The authors propose COLLAGE, a new approach that utilizes multi-component float (MCF) representation in low-precision to accurately perform operations while accounting for numerical errors. COLLAGE is designed to be a plugin that can be easily integrated with existing optimizers like AdamW, making the optimizer precision-aware.
The key highlights of COLLAGE are:
It avoids the need for high-precision master weights and upcasting, achieving memory efficiency.
It introduces a novel metric called "effective descent quality" to measure the loss of information during the training process, providing better understanding of the impact of different precision strategies.
COLLAGE matches or exceeds the performance of the state-of-the-art mixed-precision strategy with FP32 master weights, while achieving up to 3.7x speedup and 15-23% less memory usage.
COLLAGE trains accurate models using only low-precision storage, without compromising the quality compared to the FP32 master weights counterpart.
The authors evaluate COLLAGE on pretraining various LLM architectures, including BERT, RoBERTa, GPT, and OpenLLaMA, demonstrating its effectiveness in improving training efficiency while maintaining model quality.
Stats
COLLAGE achieves up to 3.7x speedup in training throughput compared to the mixed-precision strategy with FP32 master weights.
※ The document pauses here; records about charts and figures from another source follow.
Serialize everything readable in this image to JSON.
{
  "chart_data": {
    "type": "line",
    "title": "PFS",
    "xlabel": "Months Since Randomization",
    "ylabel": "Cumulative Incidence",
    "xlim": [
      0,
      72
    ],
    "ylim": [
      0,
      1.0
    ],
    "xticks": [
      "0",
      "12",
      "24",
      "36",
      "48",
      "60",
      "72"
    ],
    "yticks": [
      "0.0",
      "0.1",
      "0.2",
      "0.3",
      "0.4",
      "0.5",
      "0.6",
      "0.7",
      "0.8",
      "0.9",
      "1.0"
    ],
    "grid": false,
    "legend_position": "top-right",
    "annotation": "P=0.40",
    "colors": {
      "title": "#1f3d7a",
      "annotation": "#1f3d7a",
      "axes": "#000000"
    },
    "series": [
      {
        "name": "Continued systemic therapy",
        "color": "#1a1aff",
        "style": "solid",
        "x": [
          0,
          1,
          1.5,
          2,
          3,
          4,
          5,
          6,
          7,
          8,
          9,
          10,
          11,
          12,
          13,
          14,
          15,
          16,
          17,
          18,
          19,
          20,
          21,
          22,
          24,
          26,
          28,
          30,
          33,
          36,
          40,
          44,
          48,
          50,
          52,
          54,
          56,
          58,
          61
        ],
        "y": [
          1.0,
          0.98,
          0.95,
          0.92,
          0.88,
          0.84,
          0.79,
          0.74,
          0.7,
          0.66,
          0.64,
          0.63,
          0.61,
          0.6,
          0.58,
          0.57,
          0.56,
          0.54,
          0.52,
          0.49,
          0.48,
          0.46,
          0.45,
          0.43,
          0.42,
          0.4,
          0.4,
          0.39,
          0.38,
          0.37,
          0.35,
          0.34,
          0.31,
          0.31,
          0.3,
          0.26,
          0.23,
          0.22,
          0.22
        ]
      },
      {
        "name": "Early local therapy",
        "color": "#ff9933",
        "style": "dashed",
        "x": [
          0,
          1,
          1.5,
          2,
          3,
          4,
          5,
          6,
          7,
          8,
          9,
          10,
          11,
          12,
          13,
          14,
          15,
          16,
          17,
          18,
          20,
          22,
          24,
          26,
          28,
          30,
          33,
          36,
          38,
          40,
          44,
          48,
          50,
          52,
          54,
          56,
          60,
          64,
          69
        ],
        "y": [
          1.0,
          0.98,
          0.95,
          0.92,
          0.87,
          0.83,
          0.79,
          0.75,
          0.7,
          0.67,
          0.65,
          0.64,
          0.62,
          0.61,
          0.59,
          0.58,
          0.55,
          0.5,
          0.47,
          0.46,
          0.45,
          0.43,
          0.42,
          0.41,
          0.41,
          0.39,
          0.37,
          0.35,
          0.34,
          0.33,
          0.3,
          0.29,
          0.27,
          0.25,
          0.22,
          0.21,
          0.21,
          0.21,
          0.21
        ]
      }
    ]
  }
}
COLLAGE reduces peak GPU memory usage by 15-23% on average compared to the mixed-precision strategy with FP32 master weights.
COLLAGE matches or exceeds the performance of the mixed-precision strategy with FP32 master weights on various pretraining and finetuning tasks.
Quotes
"COLLAGE offers wall-clock time speedups by storing all variables in low-precision without upcasting."
"COLLAGE trains accurate models using only low-precision storage compared with FP32 master-weights counterpart."